Aging infrastructure in the U.S. poses health, safety and security risks. Edge computing has enormous potential to modernize decades-old infrastructure. Cities can use edge devices to optimize traffic flows at intersections, monitor air and water quality or identify potential maintenance concerns on bridges and roads—though leaders need to carefully consider the costs associated with hardware, data management, installation and maintenance.

6. Industrial Automation

Edge computing is driving major advancements in smart manufacturing environments. IoT devices, including temperature sensors, energy meters and camera systems, can collect real-time data from equipment and spaces to detect and prevent problems. By automating the analysis of continuously updated data at the edge, manufacturers can also optimize supply chain management and other processes, enhance quality control and predict when to schedule maintenance. Industrial automation can lead to significant cost- and time-saving improvements, but integration with legacy systems is a common obstacle. Manufacturers also need to maintain a consistent flow of data from industrial spaces to edge servers, which introduces operational challenges, especially in remote locations.

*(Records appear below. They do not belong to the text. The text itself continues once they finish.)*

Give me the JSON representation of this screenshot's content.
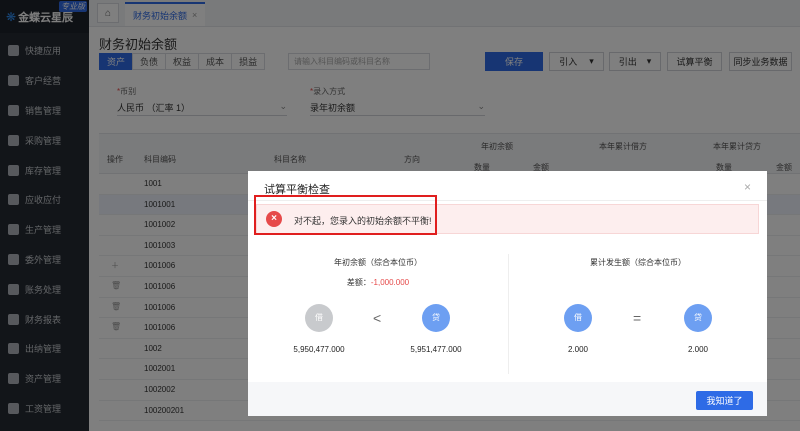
{
  "app": {
    "name": "金蝶云星辰",
    "badge": "专业版"
  },
  "sidebar": {
    "items": [
      {
        "label": "快捷应用"
      },
      {
        "label": "客户经营"
      },
      {
        "label": "销售管理"
      },
      {
        "label": "采购管理"
      },
      {
        "label": "库存管理"
      },
      {
        "label": "应收应付"
      },
      {
        "label": "生产管理"
      },
      {
        "label": "委外管理"
      },
      {
        "label": "账务处理"
      },
      {
        "label": "财务报表"
      },
      {
        "label": "出纳管理"
      },
      {
        "label": "资产管理"
      },
      {
        "label": "工资管理"
      }
    ]
  },
  "tabs": [
    {
      "label": "财务初始余额"
    }
  ],
  "page": {
    "title": "财务初始余额",
    "categories": [
      "资产",
      "负债",
      "权益",
      "成本",
      "损益"
    ],
    "search_placeholder": "请输入科目编码或科目名称",
    "buttons": {
      "save": "保存",
      "import": "引入",
      "export": "引出",
      "trial": "试算平衡",
      "sync": "同步业务数据"
    },
    "currency_label": "币别",
    "currency_value": "人民币 （汇率 1）",
    "mode_label": "录入方式",
    "mode_value": "录年初余额"
  },
  "grid": {
    "headers": {
      "op": "操作",
      "code": "科目编码",
      "name": "科目名称",
      "dir": "方向",
      "g1": "年初余额",
      "g2": "本年累计借方",
      "g3": "本年累计贷方",
      "qty": "数量",
      "amt": "金额"
    },
    "rows": [
      {
        "code": "1001"
      },
      {
        "code": "1001001"
      },
      {
        "code": "1001002"
      },
      {
        "code": "1001003"
      },
      {
        "code": "1001006"
      },
      {
        "code": "1001006"
      },
      {
        "code": "1001006"
      },
      {
        "code": "1001006"
      },
      {
        "code": "1002"
      },
      {
        "code": "1002001"
      },
      {
        "code": "1002002"
      },
      {
        "code": "100200201"
      }
    ]
  },
  "modal": {
    "title": "试算平衡检查",
    "error_text": "对不起，您录入的初始余额不平衡!",
    "left_title": "年初余额（综合本位币）",
    "diff_label": "差额：",
    "diff_value": "-1,000.000",
    "left_debit_label": "借",
    "left_credit_label": "贷",
    "left_symbol": "<",
    "left_debit_amount": "5,950,477.000",
    "left_credit_amount": "5,951,477.000",
    "right_title": "累计发生额（综合本位币）",
    "right_debit_label": "借",
    "right_credit_label": "贷",
    "right_symbol": "=",
    "right_debit_amount": "2.000",
    "right_credit_amount": "2.000",
    "ok_label": "我知道了"
  }
}
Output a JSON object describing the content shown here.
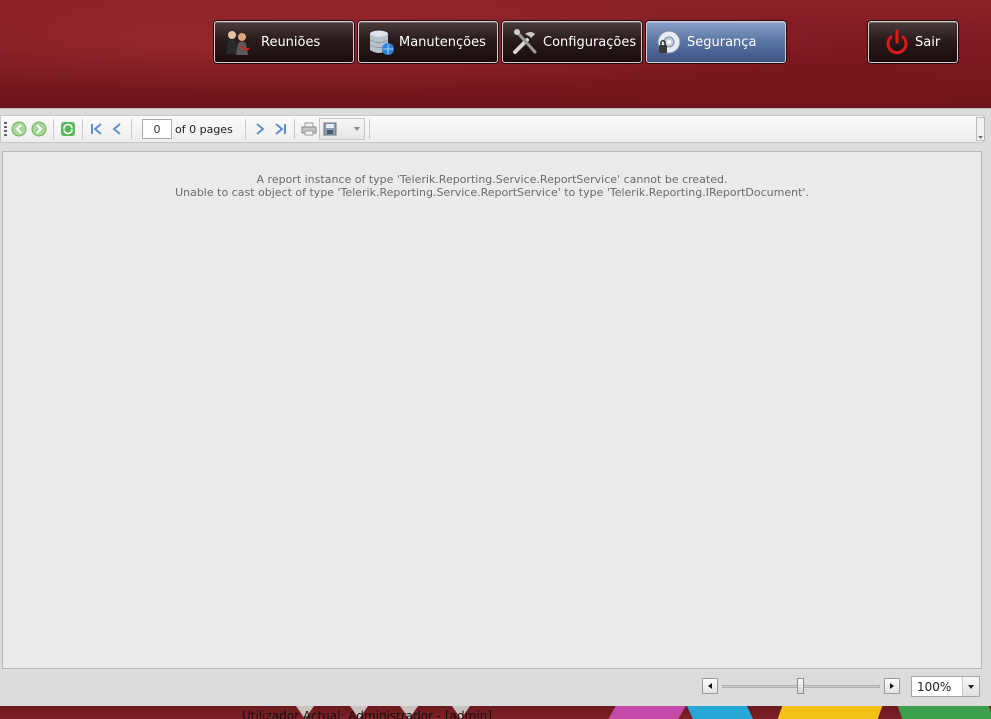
{
  "nav": {
    "items": [
      {
        "label": "Reuniões",
        "icon": "meeting-people-icon",
        "active": false
      },
      {
        "label": "Manutenções",
        "icon": "database-icon",
        "active": false
      },
      {
        "label": "Configurações",
        "icon": "tools-icon",
        "active": false
      },
      {
        "label": "Segurança",
        "icon": "security-disc-icon",
        "active": true
      }
    ],
    "logout_label": "Sair",
    "logout_icon": "power-icon"
  },
  "toolbar": {
    "current_page": "0",
    "page_of_text": "of 0 pages",
    "buttons": [
      "back-icon",
      "forward-icon",
      "refresh-icon",
      "first-page-icon",
      "previous-page-icon",
      "next-page-icon",
      "last-page-icon",
      "print-icon",
      "export-icon"
    ]
  },
  "report": {
    "error_line1": "A report instance of type 'Telerik.Reporting.Service.ReportService' cannot be created.",
    "error_line2": "Unable to cast object of type 'Telerik.Reporting.Service.ReportService' to type 'Telerik.Reporting.IReportDocument'."
  },
  "zoom": {
    "value": "100%"
  },
  "footer": {
    "user_text": "Utilizador Actual: Administrador - [admin]"
  },
  "colors": {
    "header_red": "#7a1c22",
    "active_tab_blue": "#5c77a6",
    "viewer_bg": "#dcdcdc",
    "error_text": "#6b6b6b"
  }
}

We’re in what feels like the gold rush of edge computing. It’s exciting to explore the possibilities, but it’s also important to take a clear-eyed view of what your company needs to be successful. Most organizations reach a point where they can’t manage the complexities of edge infrastructure internally, and they work with an external partner. If you take this route, look for a digital infrastructure partner that can meet your company’s specific needs, not just generic requirements. There is no one-size-fits-all approach. Edge technology is advancing rapidly, and you need a partner that can develop bespoke solutions for your goals.